The former Blacksburg High School golfer won his first career PGA Tour event over the weekend, the Houston Open. Griffin was calm and his play looked smooth, but his journey to this point has been anything but. His father taught him the game of golf at a young age but died when Griffin was just 12 years old. Despite the tragic loss, Griffin's time on the greens were far from over, thanks to the former head pro golfer at Blacksburg Country Club, Steve Prater.
"He had a very big passion for the game, and you could tell. It was so sad when his father diad, and I just wanted to help him out," said Prater.
"He gave me a full membership. So having a guy like Steve Prater come into my life the day my dad passed away and take over in a weird way, that changed my life right there," Griffin said.
He seized the opportunity and would later play collegiate golf at Virginia Commonwealth University before turning pro in 2010. Even thn, things weren't the best for the young pro financially, and he found it hard to keep his tour card. But he recalls a local tournament that helped turned things around in 2015.
"You know, when you're in credit card debt and you've got no status at all on any tour, you know picking up that win at the Delta Dental State Open was life-changing at the time," said Griffin.
"Golf is a lot about failure. You're going to fail. It's all about learning how to fail forward and not get down on yourself," said Prater. He now serves as the director of instruction at Roanoke Country Club.
Prater said it was never a question of if Griffin would get a PGA Tour win, but rather when.
"There's a lot of us that are close to him that believed he was going to win. It was just when was he going to do it, and you still have to go do it even though you have the ability and talent," Prater added.

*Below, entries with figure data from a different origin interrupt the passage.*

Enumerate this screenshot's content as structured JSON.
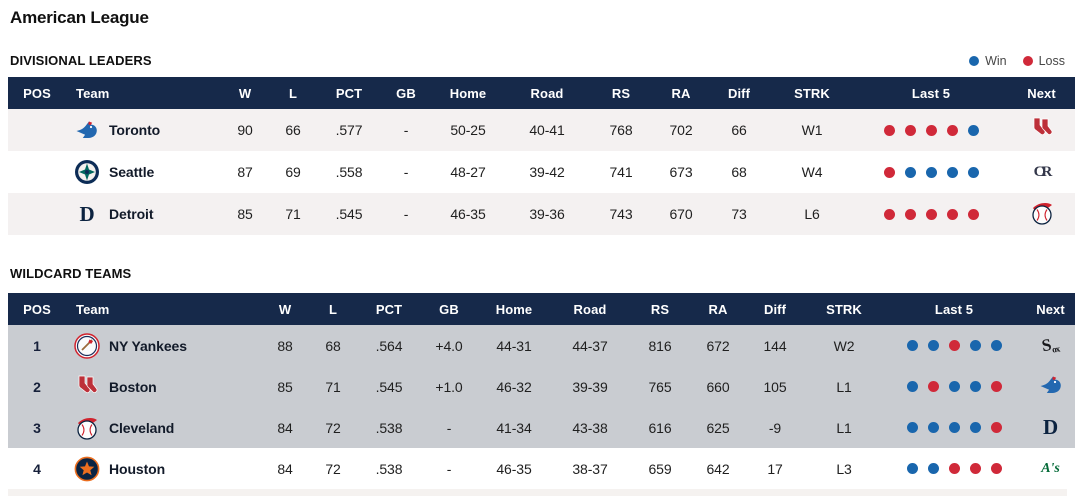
{
  "page": {
    "title": "American League"
  },
  "legend": {
    "win_label": "Win",
    "loss_label": "Loss"
  },
  "colors": {
    "header_navy": "#16294a",
    "win_blue": "#1966ad",
    "loss_red": "#d02939",
    "wildcard_highlight_gray": "#c9ccd1",
    "row_alt_gray": "#f4f1f1"
  },
  "sections": [
    {
      "key": "divisional",
      "title": "DIVISIONAL LEADERS",
      "columns": [
        "POS",
        "Team",
        "W",
        "L",
        "PCT",
        "GB",
        "Home",
        "Road",
        "RS",
        "RA",
        "Diff",
        "STRK",
        "Last 5",
        "Next"
      ],
      "rows": [
        {
          "pos": "",
          "team": "Toronto",
          "logo": "blue-jays",
          "w": "90",
          "l": "66",
          "pct": ".577",
          "gb": "-",
          "home": "50-25",
          "road": "40-41",
          "rs": "768",
          "ra": "702",
          "diff": "66",
          "strk": "W1",
          "last5": [
            "loss",
            "loss",
            "loss",
            "loss",
            "win"
          ],
          "next_logo": "red-sox",
          "highlighted": false
        },
        {
          "pos": "",
          "team": "Seattle",
          "logo": "mariners",
          "w": "87",
          "l": "69",
          "pct": ".558",
          "gb": "-",
          "home": "48-27",
          "road": "39-42",
          "rs": "741",
          "ra": "673",
          "diff": "68",
          "strk": "W4",
          "last5": [
            "loss",
            "win",
            "win",
            "win",
            "win"
          ],
          "next_logo": "rockies",
          "highlighted": false
        },
        {
          "pos": "",
          "team": "Detroit",
          "logo": "tigers",
          "w": "85",
          "l": "71",
          "pct": ".545",
          "gb": "-",
          "home": "46-35",
          "road": "39-36",
          "rs": "743",
          "ra": "670",
          "diff": "73",
          "strk": "L6",
          "last5": [
            "loss",
            "loss",
            "loss",
            "loss",
            "loss"
          ],
          "next_logo": "guardians",
          "highlighted": false
        }
      ]
    },
    {
      "key": "wildcard",
      "title": "WILDCARD TEAMS",
      "columns": [
        "POS",
        "Team",
        "W",
        "L",
        "PCT",
        "GB",
        "Home",
        "Road",
        "RS",
        "RA",
        "Diff",
        "STRK",
        "Last 5",
        "Next"
      ],
      "rows": [
        {
          "pos": "1",
          "team": "NY Yankees",
          "logo": "yankees",
          "w": "88",
          "l": "68",
          "pct": ".564",
          "gb": "+4.0",
          "home": "44-31",
          "road": "44-37",
          "rs": "816",
          "ra": "672",
          "diff": "144",
          "strk": "W2",
          "last5": [
            "win",
            "win",
            "loss",
            "win",
            "win"
          ],
          "next_logo": "white-sox",
          "highlighted": true
        },
        {
          "pos": "2",
          "team": "Boston",
          "logo": "red-sox",
          "w": "85",
          "l": "71",
          "pct": ".545",
          "gb": "+1.0",
          "home": "46-32",
          "road": "39-39",
          "rs": "765",
          "ra": "660",
          "diff": "105",
          "strk": "L1",
          "last5": [
            "win",
            "loss",
            "win",
            "win",
            "loss"
          ],
          "next_logo": "blue-jays",
          "highlighted": true
        },
        {
          "pos": "3",
          "team": "Cleveland",
          "logo": "guardians",
          "w": "84",
          "l": "72",
          "pct": ".538",
          "gb": "-",
          "home": "41-34",
          "road": "43-38",
          "rs": "616",
          "ra": "625",
          "diff": "-9",
          "strk": "L1",
          "last5": [
            "win",
            "win",
            "win",
            "win",
            "loss"
          ],
          "next_logo": "tigers",
          "highlighted": true
        },
        {
          "pos": "4",
          "team": "Houston",
          "logo": "astros",
          "w": "84",
          "l": "72",
          "pct": ".538",
          "gb": "-",
          "home": "46-35",
          "road": "38-37",
          "rs": "659",
          "ra": "642",
          "diff": "17",
          "strk": "L3",
          "last5": [
            "win",
            "win",
            "loss",
            "loss",
            "loss"
          ],
          "next_logo": "athletics",
          "highlighted": false
        }
      ]
    }
  ]
}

He never gave up on the greens, and now Griffin is benefiting on the fairways that life has given him. He's most thankful for the job security that comes with the Houston Open victory, which includes a spot in the 2020 Masters, and the ability to give his mom a special gift in the coming weeks. His words of advice for any young people pursuing to the sport?
"If you think you're working hard, you're probably not working hard enough, and find what works for you," Griffin said.